• Tag Archives Kurzweil
  • The John Henry Syndrome

    Imbolc                                                       Full Bridgit Moon

    Watson.  Won at Jeopardy.  Big time.  Over the best player of the game ever.  Human player.  The coverage has interested me because it showcases what we might call the John Henry syndrome.  Each time a machine takes on a task thought uniquely human and masters it, then beats a human competitor, we go into human self-examination mode.  Are we still necessary?  Will machines replace us?  The human Jeopardy champion, Ken Jennings, wrote on his final Jeopardy answer, “I for one welcome our new computer overlords.”  Humor?  Or, irony?  Both?

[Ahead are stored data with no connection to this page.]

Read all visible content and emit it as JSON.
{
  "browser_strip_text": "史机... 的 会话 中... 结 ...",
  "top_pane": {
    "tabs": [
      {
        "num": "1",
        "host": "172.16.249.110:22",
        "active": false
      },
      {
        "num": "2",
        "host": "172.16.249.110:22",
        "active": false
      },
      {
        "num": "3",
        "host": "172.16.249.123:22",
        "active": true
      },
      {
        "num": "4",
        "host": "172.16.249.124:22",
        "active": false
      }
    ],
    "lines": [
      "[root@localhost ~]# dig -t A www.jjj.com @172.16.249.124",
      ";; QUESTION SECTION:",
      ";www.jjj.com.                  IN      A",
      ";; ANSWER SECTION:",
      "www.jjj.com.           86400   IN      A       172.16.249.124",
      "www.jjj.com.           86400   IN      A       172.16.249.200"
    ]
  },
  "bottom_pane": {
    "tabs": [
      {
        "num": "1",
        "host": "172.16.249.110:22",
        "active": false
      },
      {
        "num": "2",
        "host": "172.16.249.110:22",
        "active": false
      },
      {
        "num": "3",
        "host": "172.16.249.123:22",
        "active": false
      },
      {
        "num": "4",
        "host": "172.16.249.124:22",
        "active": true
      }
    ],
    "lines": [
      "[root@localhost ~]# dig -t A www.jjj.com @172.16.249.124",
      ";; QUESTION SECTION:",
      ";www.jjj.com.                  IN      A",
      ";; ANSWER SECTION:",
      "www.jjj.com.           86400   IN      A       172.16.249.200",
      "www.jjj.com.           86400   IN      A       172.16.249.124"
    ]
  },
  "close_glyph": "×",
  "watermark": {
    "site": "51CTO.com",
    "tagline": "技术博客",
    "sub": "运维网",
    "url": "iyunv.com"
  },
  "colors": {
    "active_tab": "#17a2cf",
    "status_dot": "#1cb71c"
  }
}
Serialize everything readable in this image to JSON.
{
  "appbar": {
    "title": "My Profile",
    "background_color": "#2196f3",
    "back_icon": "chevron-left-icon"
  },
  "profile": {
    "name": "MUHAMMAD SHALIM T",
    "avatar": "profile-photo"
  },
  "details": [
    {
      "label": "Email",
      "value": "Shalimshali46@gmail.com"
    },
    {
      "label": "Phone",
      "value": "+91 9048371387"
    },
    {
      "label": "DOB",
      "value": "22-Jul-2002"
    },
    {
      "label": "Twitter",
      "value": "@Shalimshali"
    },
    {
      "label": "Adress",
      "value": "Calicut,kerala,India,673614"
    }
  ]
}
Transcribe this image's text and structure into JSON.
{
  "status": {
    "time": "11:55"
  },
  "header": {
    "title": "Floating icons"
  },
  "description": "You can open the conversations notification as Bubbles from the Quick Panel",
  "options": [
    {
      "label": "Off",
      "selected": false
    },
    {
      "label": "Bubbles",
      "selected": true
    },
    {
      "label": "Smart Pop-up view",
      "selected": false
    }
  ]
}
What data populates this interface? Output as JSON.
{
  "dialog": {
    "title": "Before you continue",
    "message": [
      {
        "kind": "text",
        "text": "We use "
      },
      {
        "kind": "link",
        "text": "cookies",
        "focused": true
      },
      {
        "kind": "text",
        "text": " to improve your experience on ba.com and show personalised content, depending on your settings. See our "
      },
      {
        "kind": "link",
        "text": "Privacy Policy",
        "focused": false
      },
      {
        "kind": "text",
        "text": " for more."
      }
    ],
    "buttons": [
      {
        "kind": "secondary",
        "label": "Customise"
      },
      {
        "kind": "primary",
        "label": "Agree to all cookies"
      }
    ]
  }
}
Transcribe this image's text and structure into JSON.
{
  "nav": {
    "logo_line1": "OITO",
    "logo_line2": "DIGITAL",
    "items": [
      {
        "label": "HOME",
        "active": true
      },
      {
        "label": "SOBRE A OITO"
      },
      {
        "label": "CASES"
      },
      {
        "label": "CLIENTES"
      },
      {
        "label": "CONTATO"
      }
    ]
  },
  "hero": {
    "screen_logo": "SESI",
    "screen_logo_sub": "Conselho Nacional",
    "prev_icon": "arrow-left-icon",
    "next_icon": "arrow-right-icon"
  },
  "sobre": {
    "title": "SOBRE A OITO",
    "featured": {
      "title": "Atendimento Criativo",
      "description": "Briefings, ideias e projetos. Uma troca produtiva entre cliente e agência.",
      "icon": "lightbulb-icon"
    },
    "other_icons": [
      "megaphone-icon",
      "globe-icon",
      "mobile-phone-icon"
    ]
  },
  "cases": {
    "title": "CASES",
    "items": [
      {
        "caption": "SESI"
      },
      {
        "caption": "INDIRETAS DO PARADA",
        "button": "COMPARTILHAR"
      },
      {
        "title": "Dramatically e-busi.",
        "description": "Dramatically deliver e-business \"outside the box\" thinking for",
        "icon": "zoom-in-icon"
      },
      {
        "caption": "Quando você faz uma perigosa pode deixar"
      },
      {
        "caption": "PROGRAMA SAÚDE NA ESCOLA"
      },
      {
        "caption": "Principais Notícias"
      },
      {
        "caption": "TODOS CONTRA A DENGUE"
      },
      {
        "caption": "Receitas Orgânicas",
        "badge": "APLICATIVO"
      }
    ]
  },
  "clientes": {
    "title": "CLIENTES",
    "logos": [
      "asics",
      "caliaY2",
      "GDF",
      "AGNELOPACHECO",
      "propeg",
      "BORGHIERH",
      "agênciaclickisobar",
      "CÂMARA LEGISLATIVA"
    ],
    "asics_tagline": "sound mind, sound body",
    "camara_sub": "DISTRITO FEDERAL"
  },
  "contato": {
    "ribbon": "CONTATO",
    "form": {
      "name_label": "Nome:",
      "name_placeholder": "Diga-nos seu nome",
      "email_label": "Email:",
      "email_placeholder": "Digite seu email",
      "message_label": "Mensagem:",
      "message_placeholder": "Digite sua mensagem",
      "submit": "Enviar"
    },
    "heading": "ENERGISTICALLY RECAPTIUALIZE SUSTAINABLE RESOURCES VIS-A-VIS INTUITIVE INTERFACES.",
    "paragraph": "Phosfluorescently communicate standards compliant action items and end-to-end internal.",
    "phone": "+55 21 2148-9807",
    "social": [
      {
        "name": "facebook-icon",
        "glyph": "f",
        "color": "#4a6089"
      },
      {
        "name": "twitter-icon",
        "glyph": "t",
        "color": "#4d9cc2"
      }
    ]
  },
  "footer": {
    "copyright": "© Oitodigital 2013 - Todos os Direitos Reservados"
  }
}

    Here’s one clear difference.  Watson is not sitting at home tonight, feet up on an ottoman, wondering if the next hunk of big iron will replace him.  Nope.  He’s just sitting.  Maybe warming his transistors or his circuit boards, drawing a little extra juice to keep things humming, but self doubt?  No.

    We wonder.  We step back from a situation and observe, ask questions, then process them in a complex, data rich environment foreign to the world of bits and bytes.  Bring on the machines.  All of’em.  I’m not even worried about the Kurzweil singularity.  If it happens, we’ll never know, right?  Where is that ottoman?